Group health plans that are self pay by employers or unions and administered by a third party administrator(TPA) are required to maintain the right to appeal by the claimant. Even by signing the payment over to the provider group, the DOL has determine that this does not constitute signing over your right to appeal. Group health plans are allowed to set their own "reasonable" standards as to what a plan participant is required to do to sign over the rights to another party(including their physicians office.) If these are DOL regulated plans, and the TPA is following DOL guidelines to the letter, you might be out of luck. I've worked for a plan like this, and for that plan it is actually a serious violation of DOL regulations to make exceptions to normal plan guidelines based on an individuals circumstance. If you are trying to get something paid that simply isn't within the plan guidelines, you're probably out of luck. If you are trying to get something paid that you feel is within plan guidelines, or you were mislead by something posted on the payer website, or a customer service contact with the payer you have three options(assuming that we are talking about a group health plan administered as part of an ERISA trust, which based on the appeal rejection language, it sounds like we are) One, if the appeal meets the DOL definition of urgent, meaning the patient will suffer permanent injury or uncontrolled pain without the recommended treatment and a physician attests to this, the normal submission guidelines will be waived(meaning you can take over the claimants rights to appeal), and an appeal must be accepted and processed within 72 hours. Your other two options are to tell the patient they must appeal the service themselves, as they are the claimant, the payer has to respond to them within 15 days for pre-service denials and 30 days for post service denials. Or, you can contact each payer, find our their "reasonable" standards for assigning the right to appeal, go through that process and the same standards for when the claimant directly appeals will apply. There are even more guidelines than this, but this should be a good place to get started.

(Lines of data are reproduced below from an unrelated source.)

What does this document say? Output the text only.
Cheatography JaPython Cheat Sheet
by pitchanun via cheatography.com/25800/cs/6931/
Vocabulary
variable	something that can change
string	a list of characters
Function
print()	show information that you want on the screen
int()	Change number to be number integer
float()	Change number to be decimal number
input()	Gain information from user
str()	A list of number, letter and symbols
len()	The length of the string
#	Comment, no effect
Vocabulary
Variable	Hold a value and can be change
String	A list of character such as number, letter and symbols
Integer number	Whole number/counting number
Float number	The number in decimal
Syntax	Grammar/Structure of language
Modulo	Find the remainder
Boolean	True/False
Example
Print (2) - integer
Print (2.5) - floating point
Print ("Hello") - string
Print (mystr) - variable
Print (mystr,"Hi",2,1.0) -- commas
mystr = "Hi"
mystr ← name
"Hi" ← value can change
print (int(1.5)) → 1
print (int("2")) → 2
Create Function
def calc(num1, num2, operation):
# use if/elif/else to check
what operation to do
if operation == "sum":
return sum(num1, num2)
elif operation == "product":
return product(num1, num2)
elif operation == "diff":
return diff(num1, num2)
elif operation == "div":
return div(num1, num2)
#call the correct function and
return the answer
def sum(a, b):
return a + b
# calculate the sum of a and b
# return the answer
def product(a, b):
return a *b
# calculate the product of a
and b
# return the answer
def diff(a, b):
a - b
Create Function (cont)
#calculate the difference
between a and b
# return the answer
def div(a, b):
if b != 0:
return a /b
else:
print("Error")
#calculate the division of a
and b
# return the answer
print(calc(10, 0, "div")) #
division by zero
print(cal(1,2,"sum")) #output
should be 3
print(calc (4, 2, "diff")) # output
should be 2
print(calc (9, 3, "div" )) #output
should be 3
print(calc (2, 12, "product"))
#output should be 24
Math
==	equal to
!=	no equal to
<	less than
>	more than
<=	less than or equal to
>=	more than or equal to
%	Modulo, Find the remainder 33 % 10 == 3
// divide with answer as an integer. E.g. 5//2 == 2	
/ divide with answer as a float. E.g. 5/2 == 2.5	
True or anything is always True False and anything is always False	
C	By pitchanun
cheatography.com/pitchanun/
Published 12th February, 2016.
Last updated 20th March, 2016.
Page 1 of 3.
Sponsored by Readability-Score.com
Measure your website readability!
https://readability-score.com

Here is the link to the specific DOL guidelines i'm referring to. They are for the payer but if this is the scenario you find yourself in, this should help you know the way they are processing your appeals.

https://www.dol.gov/sites/default/f...esponsibilities-under-a-group-health-plan.pdf

Sorry this is so long, but in the complicated world of insurance, self funded group plans are in my opinion one of the more complicated type to navigate.